A ginecologista e obstetra carioca Juliana Risso, 41, especializada em fertilidade, explica que a proliferação de partos múltiplos é uma tendência crescente. Ela mesma, por coincidência, casada com ortopedista Antônio Alves, da mesma idade, é mãe dos gêmeos Bernardo e Carlos Eduardo, de 6 anos, caçulas de Sara, de 8. Uma das hipóteses para justificar o 'boom' de partos gemelares é a modernidade.

"As mulheres hoje são mais independentes, com maior poder aquisitivo e formação profissional, postergando, com isso, a maternidade. Deixando para ser mães com idades mais avançadas e recorrem a técnicas de reproduções assistidas. Isso faz com que as chances de gestações gemelares aumentem".

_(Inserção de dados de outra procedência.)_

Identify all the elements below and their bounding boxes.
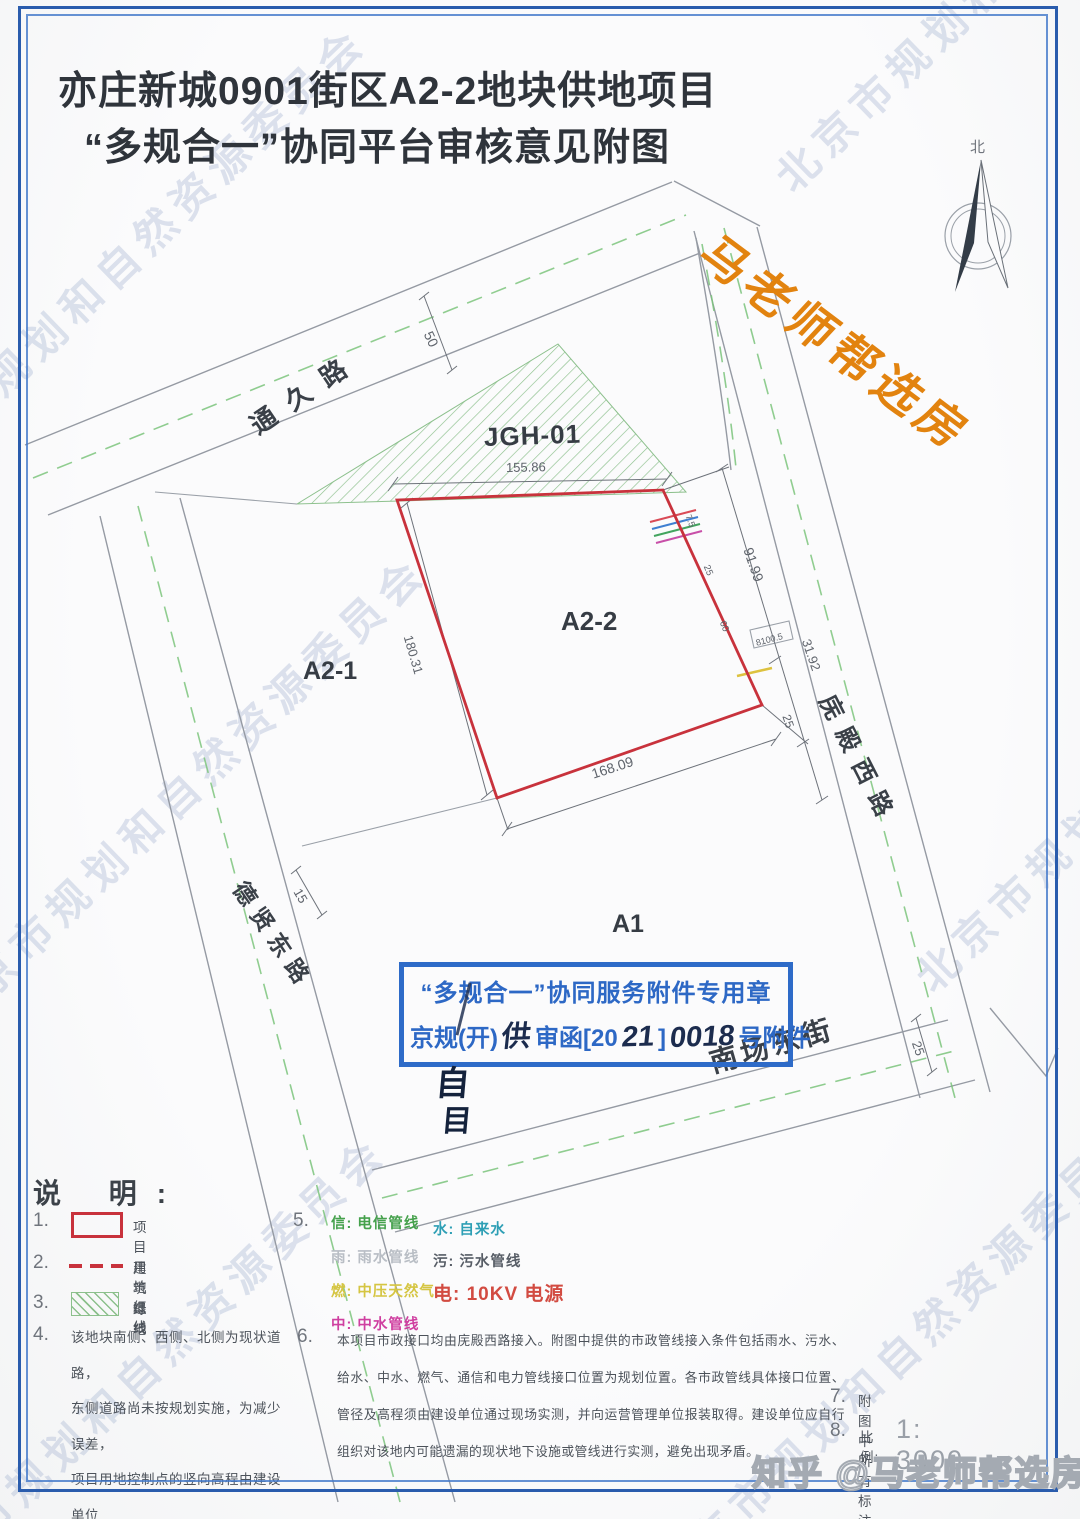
- project-red-line: [397, 490, 762, 798]
- approval-stamp: “多规合一”协同服务附件专用章 京规(开)供审函[2021]0018号附件: [399, 962, 793, 1067]
- stamp-seg-handwritten: 供: [496, 1012, 538, 1055]
- utility-code-sewage: 污: 污水管线: [433, 1250, 521, 1271]
- legend-item-number: 4.: [33, 1324, 49, 1346]
- red-line-swatch: [71, 1212, 123, 1238]
- stamp-seg-printed: 号附件: [738, 1025, 810, 1052]
- stamp-title: “多规合一”协同服务附件专用章: [404, 973, 788, 1008]
- legend-item-number: 5.: [293, 1210, 309, 1232]
- setback-dash-swatch: [69, 1264, 123, 1268]
- block-boundaries: [155, 492, 793, 846]
- legend-item-number: 8.: [830, 1420, 846, 1442]
- page-title-line1: 亦庄新城0901街区A2-2地块供地项目: [58, 60, 717, 116]
- parcel-label-jgh01: JGH-01: [483, 419, 581, 453]
- utility-code-tap-water: 水: 自来水: [433, 1218, 506, 1239]
- stamp-reference-number: 京规(开)供审函[2021]0018号附件: [410, 1013, 782, 1055]
- parcel-label-a2-2: A2-2: [561, 606, 617, 637]
- legend-item-number: 3.: [33, 1292, 49, 1314]
- utility-code-gas: 燃: 中压天然气: [331, 1280, 435, 1301]
- zhihu-credit: 知乎 @马老师帮选房: [752, 1446, 1080, 1495]
- legend-heading: 说 明:: [33, 1172, 186, 1212]
- stamp-seg-printed: 京规(开): [410, 1025, 498, 1052]
- parcel-label-a1: A1: [612, 910, 644, 939]
- scanned-planning-map-page: 北京市规划和自然资源委员会 北京市规划和自然资源委员会 北京市规划和自然资源委员…: [0, 0, 1080, 1519]
- legend-item-number: 2.: [33, 1252, 49, 1274]
- legend-item-number: 1.: [33, 1210, 49, 1232]
- legend-item-number: 7.: [830, 1386, 846, 1408]
- parcel-label-a2-1: A2-1: [303, 657, 357, 686]
- utility-code-telecom: 信: 电信管线: [331, 1212, 419, 1233]
- legend-note-text: 该地块南侧、西侧、北侧为现状道路， 东侧道路尚未按规划实施，为减少误差， 项目用…: [71, 1320, 289, 1519]
- north-arrow-icon: [945, 160, 1011, 292]
- page-title-line2: “多规合一”协同平台审核意见附图: [84, 116, 670, 171]
- legend-item-number: 6.: [297, 1326, 313, 1348]
- stamp-seg-handwritten: 21: [616, 1020, 660, 1054]
- dim-parcel-top: 155.86: [506, 459, 546, 475]
- green-hatch-swatch: [71, 1292, 119, 1316]
- stamp-seg-handwritten: 0018: [664, 1020, 740, 1056]
- handwriting-mark: 目: [440, 1096, 474, 1140]
- utility-code-power: 电: 10KV 电源: [433, 1279, 564, 1306]
- utility-code-rainwater: 雨: 雨水管线: [331, 1246, 419, 1267]
- stamp-seg-printed: 审函[20: [535, 1025, 618, 1052]
- north-label: 北: [970, 136, 985, 157]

Tânia Lucci, do Departamento de Psicologia Experimental da USP, é uma das auxiliares da professora Emma Otta, coordenadora da pesquisa nacional. "Temos várias fontes, como cartórios e internet, através do Painel USP de Gêmeos", disse Tânia. Gêmeos ou parentes podem enviar dados pelo site www5.usp.br. No primeiro estudo, constatou-se que quanto mais elevada a classe social, que dispõe de mais recursos para tratamentos, maior a chance de nascimentos de gêmeos.

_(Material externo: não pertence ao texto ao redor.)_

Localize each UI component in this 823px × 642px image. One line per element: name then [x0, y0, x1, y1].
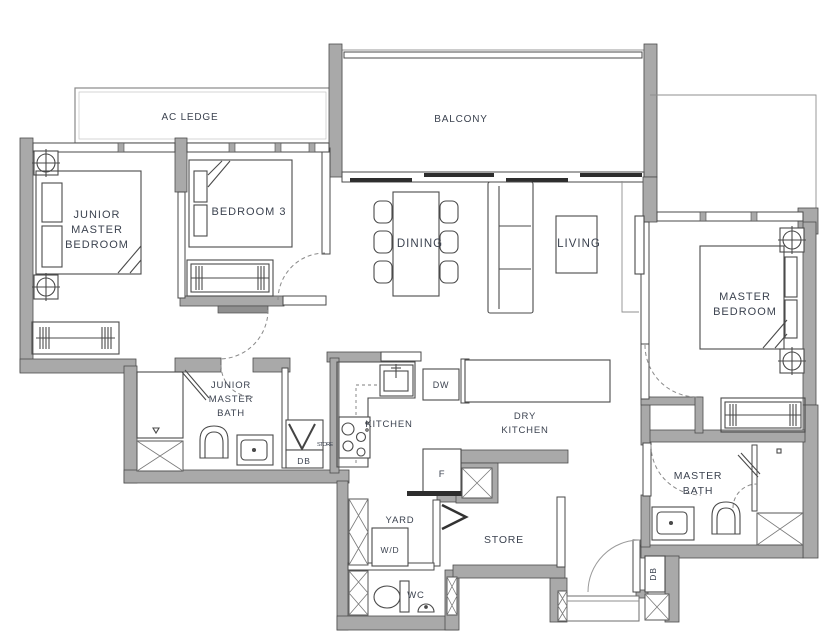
tv-console — [635, 216, 644, 274]
toilet-icon — [712, 502, 740, 534]
sofa — [488, 182, 533, 313]
wc-fixtures — [374, 581, 434, 612]
yard-label: YARD — [386, 515, 415, 526]
junior-master-bed — [36, 171, 141, 274]
washer-dryer-label: W/D — [381, 545, 400, 555]
master-wardrobe — [721, 398, 805, 432]
dry-kitchen-counter — [465, 360, 610, 402]
counter-edge — [407, 491, 462, 496]
bedroom3-bed — [189, 160, 292, 247]
entry-step — [567, 596, 639, 621]
floor-plan: AC LEDGE BALCONY JUNIOR MASTER BEDROOM B… — [0, 0, 823, 642]
master-bath-door-leaf — [643, 443, 651, 496]
sink-icon — [380, 364, 413, 396]
master-bedroom-label: MASTER — [719, 291, 771, 303]
fridge-label: F — [439, 469, 446, 480]
entry-door-leaf — [633, 540, 640, 592]
wc-label: WC — [407, 590, 424, 601]
kitchen-fittings — [337, 360, 610, 529]
shaft-icon — [558, 591, 567, 621]
junior-master-bedroom-label: JUNIOR — [74, 209, 121, 221]
svg-text:MASTER: MASTER — [209, 394, 253, 405]
toilet-icon — [200, 426, 228, 458]
master-bath-label: MASTER — [674, 470, 723, 482]
dining-label: DINING — [397, 238, 443, 250]
svg-text:KITCHEN: KITCHEN — [501, 425, 548, 436]
folding-door-icon — [442, 505, 466, 529]
svg-text:BATH: BATH — [217, 408, 245, 419]
column-icon — [778, 226, 806, 254]
svg-text:BEDROOM: BEDROOM — [65, 239, 129, 251]
kitchen-label: KITCHEN — [365, 419, 412, 430]
shower-recess — [137, 372, 183, 438]
svg-text:BATH: BATH — [683, 485, 713, 497]
balcony-label: BALCONY — [434, 114, 487, 125]
bedroom3-label: BEDROOM 3 — [211, 206, 286, 218]
balcony — [329, 44, 657, 182]
bedroom3-wardrobe — [187, 260, 273, 296]
svg-text:MASTER: MASTER — [71, 224, 123, 236]
shaft-icon — [349, 499, 368, 565]
toilet-icon — [374, 586, 400, 608]
bedroom3-door-leaf — [283, 296, 326, 305]
shaft-icon — [349, 571, 368, 615]
junior-master-bath-label: JUNIOR — [211, 380, 251, 391]
aircon-ledge-icon — [137, 441, 183, 471]
db-hall-label: DB — [297, 456, 310, 466]
column-icon — [778, 347, 806, 375]
dry-kitchen-label: DRY — [514, 411, 536, 422]
shaft-icon — [462, 468, 492, 498]
ac-ledge-label: AC LEDGE — [162, 112, 219, 123]
kitchen-slider — [381, 352, 421, 361]
floor-plan-drawing: AC LEDGE BALCONY JUNIOR MASTER BEDROOM B… — [0, 0, 823, 642]
db-entry-label: DB — [648, 567, 658, 580]
shaft-icon — [645, 594, 669, 620]
living-label: LIVING — [557, 238, 601, 250]
master-ac-ledge — [650, 95, 816, 212]
shaft-icon — [447, 577, 457, 615]
junior-master-wardrobe — [32, 322, 119, 354]
aircon-ledge-icon — [757, 513, 803, 545]
shower-screen — [182, 370, 209, 400]
master-bedroom-door-leaf — [641, 344, 649, 399]
svg-text:BEDROOM: BEDROOM — [713, 306, 777, 318]
junior-bedroom-door-leaf — [218, 306, 268, 313]
store-label: STORE — [484, 534, 524, 546]
dishwasher-label: DW — [433, 380, 450, 390]
column-icon — [32, 273, 60, 301]
store-closet-label: STORE — [317, 442, 334, 448]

Um dos elementos que confirmou esta hipótese foi o alto percentual de gêmeos nascidos no Hospital Albert Einstein. Em dez anos, houve registro de 17 a 29 gêmeos em mil nascimentos, enquanto que nos hospitais públicos a taxa variou entre 7 a 11 por mil. Outro fator que chamou a atenção foi a idade materna. Mulheres com mais de 35 anos têm mais chances de gestação múltipla dizigótica, quando há formação do embrião a partir de dois óvulos e de dois espermas separados, o que pode resultar em casal de gêmeos. Já quando há maternidade em torno dos 24 anos, o número de gravidez monozigótica (bebês idênticos e do mesmo sexo) e dizigótica é relativamente igual.